The fly most frequently associated with man is the common housefly (Musca Domestica). The housefly has long been known to be a carrier of diseases. Among the most important are dysentery, cholera, typhoid, infantile or summer diarrhea, pinkeye, and tuberculosis. Besides these there are about 25 more diseases including pinworms, roundworms and tapeworms that may be transmitted by the housefly. A housefly may carry 4,000,000 bacteria on its body and over 28,000,000 in its stomach.
The housefly thrives in the human environment. It flourishes on the same kinds of food and temperatures as humans, and breeds and reproduces in the wastes left by people and certain animals.
The housefly does not bite, although it is sometimes confused with the stable fly which is a vicious biter.

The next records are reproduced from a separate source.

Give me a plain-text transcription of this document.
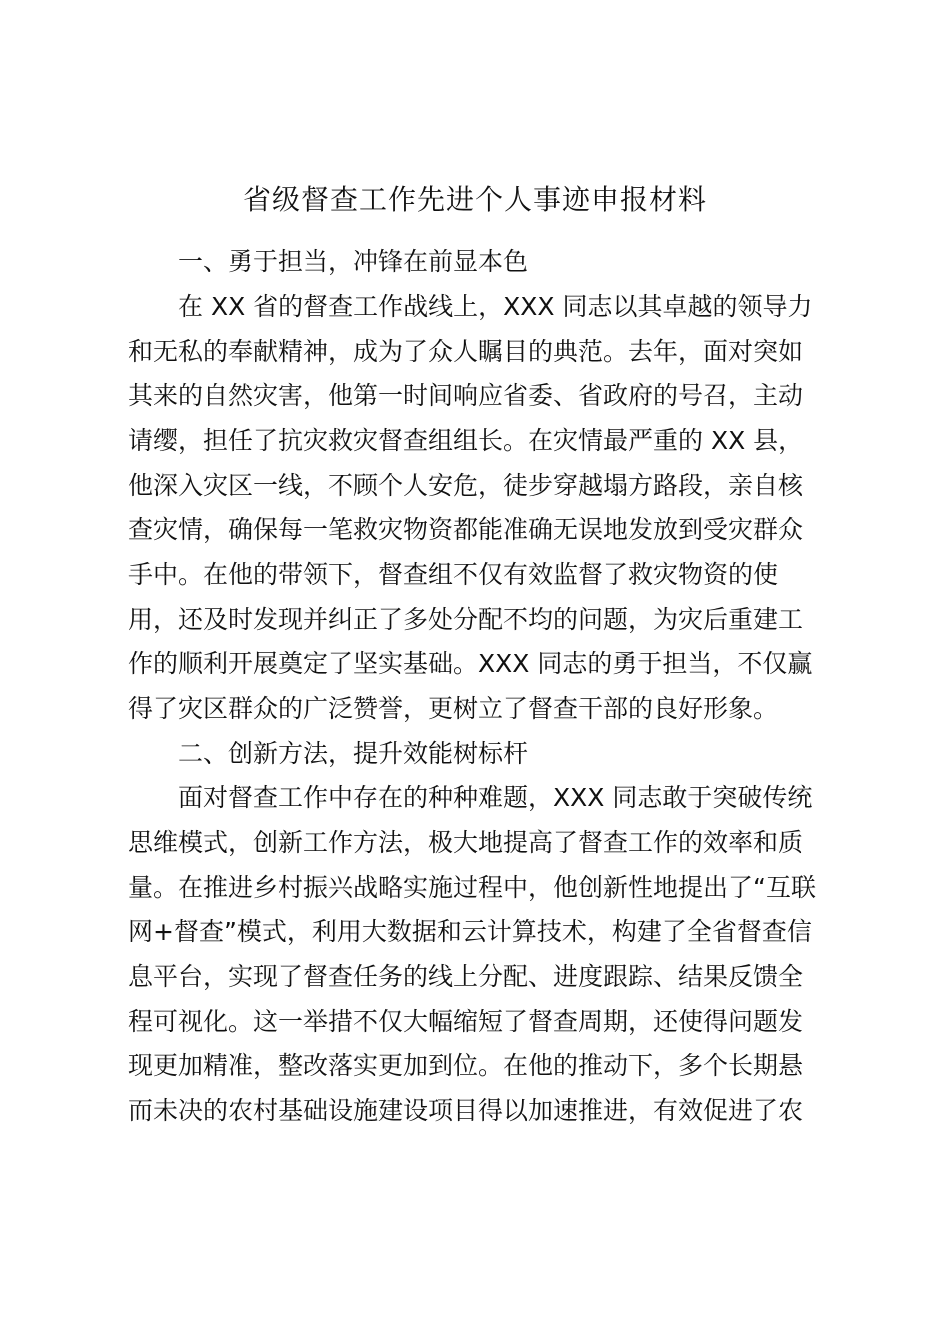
省级督查工作先进个人事迹申报材料
一、勇于担当，冲锋在前显本色
在 XX 省的督查工作战线上，XXX 同志以其卓越的领导力
和无私的奉献精神，成为了众人瞩目的典范。去年，面对突如
其来的自然灾害，他第一时间响应省委、省政府的号召，主动
请缨，担任了抗灾救灾督查组组长。在灾情最严重的 XX 县，
他深入灾区一线，不顾个人安危，徒步穿越塌方路段，亲自核
查灾情，确保每一笔救灾物资都能准确无误地发放到受灾群众
手中。在他的带领下，督查组不仅有效监督了救灾物资的使
用，还及时发现并纠正了多处分配不均的问题，为灾后重建工
作的顺利开展奠定了坚实基础。XXX 同志的勇于担当，不仅赢
得了灾区群众的广泛赞誉，更树立了督查干部的良好形象。
二、创新方法，提升效能树标杆
面对督查工作中存在的种种难题，XXX 同志敢于突破传统
思维模式，创新工作方法，极大地提高了督查工作的效率和质
量。在推进乡村振兴战略实施过程中，他创新性地提出了“互联
网+督查”模式，利用大数据和云计算技术，构建了全省督查信
息平台，实现了督查任务的线上分配、进度跟踪、结果反馈全
程可视化。这一举措不仅大幅缩短了督查周期，还使得问题发
现更加精准，整改落实更加到位。在他的推动下，多个长期悬
而未决的农村基础设施建设项目得以加速推进，有效促进了农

The housefly cannot eat solid food. The housefly deposits saliva on its food to help dissolve it. It is then sucked up through the proboscis, regurgitated in a single drop and again sucked up. The fly may retire to a quiet spot to clean its head and proboscis, to digest and alternately to vomit and suck up its half digested food.
A housefly will eat anything and everything that is soluble. Any decaying animal or vegetable material may serve as a meal. Breeding places may include fresh horse manure, human feces, animal excreta, and garbage – in fact, any decaying and putrefactive organic matter that is somewhat moist may become a breeding site.
The female fly lays her eggs in clusters of 100 to 150. Normally two batches are laid in a lifetime. Under favorable conditions, as many as 20 batches may be laid by one fly. The eggs may hatch in as little as eight hours. Larvae, or maggots, which emerge from the eggs are grayish or creamy white, segmented like worms, smooth and cylindrical and up to 1/2 inch long. During the larval stage, which usually lasts from 4-7 days, they are highly mobile, feeding voraciously and growing rapidly. At the end of this stage, they migrate from their moist feeding grounds in search of cooler and drier surroundings, such as loose soil or under surfaces of stones and boards, where they turn into the pupa or cocoon stage. In warm climates, this stage lasts from 3-6 days.
The pupa is barrel shaped, mahogany brown, and immobile. Upon emerging, the adult fly crawls about until its wings have expanded fully and are hardened, and its body is accustomed to the new surroundings.
When the fly emerges from its pupal stage, its growth is complete. It is a full-grown, sexually mature adult and will begin to lay eggs in 2-20 days. Although the flight range of most flies is no more than 200-300 yards, some can fly as far as 13 miles from their starting point when carried by the wind. The housefly lives about one month. Many are killed by parasitic diseases. They are rendered inactive by cold and are killed by exposure to a temperature of 10 to 15°F.
Houseflies breed in places where garbage or manure accumulates.
A good fly control program begins with good sanitation practices.